Bellore deal signals confidence

Another contract that has become official that is worth noting is that of fullback Nick Bellore, who played the last two seasons with the Detroit Lions before agreeing to a deal last week with the Seahawks.

As revealed by ESPN’s Brady Henderson, Bellore signed a two-year contract worth $2.23 million with $600,000 guaranteed. The guarantee comes in the form of a $300,000 signing bonus and $300,000 of his $930,000 2019 base salary.

That guaranteed money seems a pretty strong indicator the Seahawks expect Bellore to make the team and be a pretty significant contributor this season.

Bellore is the only fullback on the roster, and Seattle has always had one in the Pete Carroll era, so that also says something about Bellore’s chances to make it.

Last year’s starting fullback was Tre Madden, who played just 86 offensive snaps in 14 games, missing two others due to injuries.

But Madden was also one of the team’s core special teams players, with 254 special teams snaps, fourth-most on the team despite missing those two games, according to Pro Football Reference.
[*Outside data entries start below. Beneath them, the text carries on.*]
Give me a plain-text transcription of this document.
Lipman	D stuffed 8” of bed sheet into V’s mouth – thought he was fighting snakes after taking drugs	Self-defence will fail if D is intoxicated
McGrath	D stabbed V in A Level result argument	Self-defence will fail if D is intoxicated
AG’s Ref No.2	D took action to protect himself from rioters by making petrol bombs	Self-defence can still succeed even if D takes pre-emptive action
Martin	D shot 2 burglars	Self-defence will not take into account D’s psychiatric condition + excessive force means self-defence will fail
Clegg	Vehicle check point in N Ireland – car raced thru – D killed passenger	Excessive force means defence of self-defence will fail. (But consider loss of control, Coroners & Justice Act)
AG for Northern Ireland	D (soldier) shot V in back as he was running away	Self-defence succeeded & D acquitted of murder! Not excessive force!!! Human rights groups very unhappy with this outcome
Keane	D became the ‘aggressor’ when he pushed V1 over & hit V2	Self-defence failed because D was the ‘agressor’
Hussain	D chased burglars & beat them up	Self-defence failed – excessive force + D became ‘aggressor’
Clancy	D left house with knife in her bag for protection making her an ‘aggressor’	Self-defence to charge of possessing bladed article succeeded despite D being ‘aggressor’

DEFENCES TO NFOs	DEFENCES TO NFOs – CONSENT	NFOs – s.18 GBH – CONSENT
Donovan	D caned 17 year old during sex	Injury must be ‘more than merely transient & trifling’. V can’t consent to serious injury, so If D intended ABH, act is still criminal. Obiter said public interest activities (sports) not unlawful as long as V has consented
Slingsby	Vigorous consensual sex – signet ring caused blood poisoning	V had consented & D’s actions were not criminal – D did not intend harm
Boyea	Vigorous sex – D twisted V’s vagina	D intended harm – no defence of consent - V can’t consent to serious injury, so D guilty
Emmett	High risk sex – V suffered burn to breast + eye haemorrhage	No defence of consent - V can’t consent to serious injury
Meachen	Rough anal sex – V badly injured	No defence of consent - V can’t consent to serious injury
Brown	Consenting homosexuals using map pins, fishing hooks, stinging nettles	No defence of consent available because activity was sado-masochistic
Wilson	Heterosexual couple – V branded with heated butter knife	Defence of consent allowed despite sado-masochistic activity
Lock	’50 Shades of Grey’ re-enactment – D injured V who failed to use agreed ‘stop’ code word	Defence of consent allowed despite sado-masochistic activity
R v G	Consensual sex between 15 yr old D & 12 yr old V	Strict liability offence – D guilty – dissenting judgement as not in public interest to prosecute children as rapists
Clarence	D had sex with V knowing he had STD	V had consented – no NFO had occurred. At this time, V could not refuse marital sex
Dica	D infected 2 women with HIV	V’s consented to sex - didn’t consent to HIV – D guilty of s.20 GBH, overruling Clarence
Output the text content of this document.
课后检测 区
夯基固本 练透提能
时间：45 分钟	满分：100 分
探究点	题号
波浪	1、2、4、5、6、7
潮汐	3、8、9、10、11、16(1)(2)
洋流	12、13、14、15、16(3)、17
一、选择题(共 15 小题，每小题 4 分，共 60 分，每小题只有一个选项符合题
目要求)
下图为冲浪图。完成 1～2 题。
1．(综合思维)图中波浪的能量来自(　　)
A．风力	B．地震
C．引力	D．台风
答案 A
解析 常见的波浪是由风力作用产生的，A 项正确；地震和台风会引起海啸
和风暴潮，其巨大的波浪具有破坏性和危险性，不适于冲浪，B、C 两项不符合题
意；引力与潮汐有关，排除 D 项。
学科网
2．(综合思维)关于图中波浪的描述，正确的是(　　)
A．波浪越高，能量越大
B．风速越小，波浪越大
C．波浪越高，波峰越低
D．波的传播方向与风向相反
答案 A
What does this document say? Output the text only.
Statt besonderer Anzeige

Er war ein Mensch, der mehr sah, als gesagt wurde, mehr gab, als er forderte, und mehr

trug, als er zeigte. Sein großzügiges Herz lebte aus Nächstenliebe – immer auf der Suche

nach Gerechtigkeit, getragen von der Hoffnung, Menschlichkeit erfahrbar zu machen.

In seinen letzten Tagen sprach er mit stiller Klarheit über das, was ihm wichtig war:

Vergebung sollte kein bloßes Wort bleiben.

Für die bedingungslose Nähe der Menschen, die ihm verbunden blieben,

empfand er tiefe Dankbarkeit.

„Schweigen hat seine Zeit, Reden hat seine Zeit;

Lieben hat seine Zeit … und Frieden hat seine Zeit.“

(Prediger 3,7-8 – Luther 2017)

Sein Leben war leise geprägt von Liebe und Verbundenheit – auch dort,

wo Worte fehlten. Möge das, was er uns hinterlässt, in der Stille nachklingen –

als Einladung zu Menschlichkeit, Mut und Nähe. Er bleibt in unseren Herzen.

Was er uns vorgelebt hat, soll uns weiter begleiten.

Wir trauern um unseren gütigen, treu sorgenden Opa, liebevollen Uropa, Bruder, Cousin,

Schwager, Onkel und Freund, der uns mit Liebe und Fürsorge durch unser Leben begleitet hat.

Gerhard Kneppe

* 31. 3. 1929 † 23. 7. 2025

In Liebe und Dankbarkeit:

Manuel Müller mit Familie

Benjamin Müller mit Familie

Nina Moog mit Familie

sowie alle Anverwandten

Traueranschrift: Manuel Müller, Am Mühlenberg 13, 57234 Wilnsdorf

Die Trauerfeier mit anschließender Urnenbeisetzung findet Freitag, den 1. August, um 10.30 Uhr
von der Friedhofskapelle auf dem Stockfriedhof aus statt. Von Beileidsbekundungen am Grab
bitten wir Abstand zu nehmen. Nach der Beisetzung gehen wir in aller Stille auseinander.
Seattle is obviously expecting a similar special teams contribution from Bellore, who played 238 special teams snaps last year for Detroit, and has been a significant special teams player every year since 2012 — he played a whopping 384 special teams snaps for the 49ers in 2015, 85.7 percent.

So at this point, it seems you can pretty much pencil Bellore into a spot on the 53-man roster.